The paper proposes a methodology to fill a gap in the context of mechanistic particle resuspension models related to the adhesion and lift force lever arms (a): to date, only one experimental observation exists from a centrifuge experiment with a specific particle/surface pair which found rP/a = 100 and assumed that the contact points were symmetric with respect to the particle center (Reeks, M.W., & D. Hall (2001) Kinetic Models for Particle Resuspension in Turbulent Flows: Theory and Measurement. Aerosol Science, 32, 1–31). However, the Reeks and Hall’s (2001) model is highly sensitive to this parameter, which therefore cannot be used as-is for different particle diameters or materials. This paper proposes a methodology to compute the adhesion and lift force lever arms (aA and aL, respectively) based on Atomic Force Microcopy (AFM) surface roughness measurements and contact mechanics arguments.

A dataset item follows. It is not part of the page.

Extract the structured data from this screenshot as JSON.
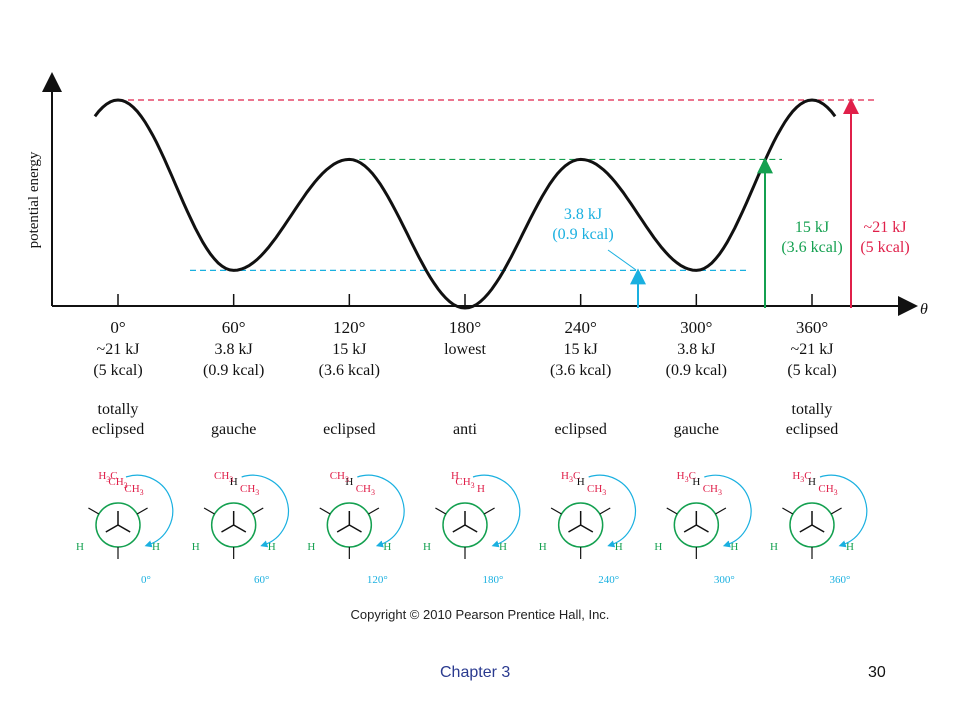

In practice, a spherical, perfectly smooth particle is brought in contact (computationally) with the measured surface roughness and is then rotated by the point of contact to determine the two or more asperities over which the particle would sit on the surface. A method to compute the asperity radius of curvature is devised to compute the asperity deformation and the correct partitioning of the total deformation between the particle and the asperity is presented. For the glass surface under consideration, the asperity deformation was negligible, i.e., it was below the van der Waals radius, which is the limit of applicability of contact mechanics. The Reeks and Hall’s (2001) model is then extended to account for the joint probability of aA and aL. Significant differences in particle resuspended after a day in common atmospheric conditions are found between the approach that uses the lever-arm distributions or their mean values. Also, important differences are found when comparing the lever-arm distribution and rP/a = 100. Hence, one should be cautious of using rP/a = 100 for surface/particle pairs differing from those in the original study. Limits of applicability of the theories used are presented together with considerations regarding how to extend the method to non-spherical particles and different materials.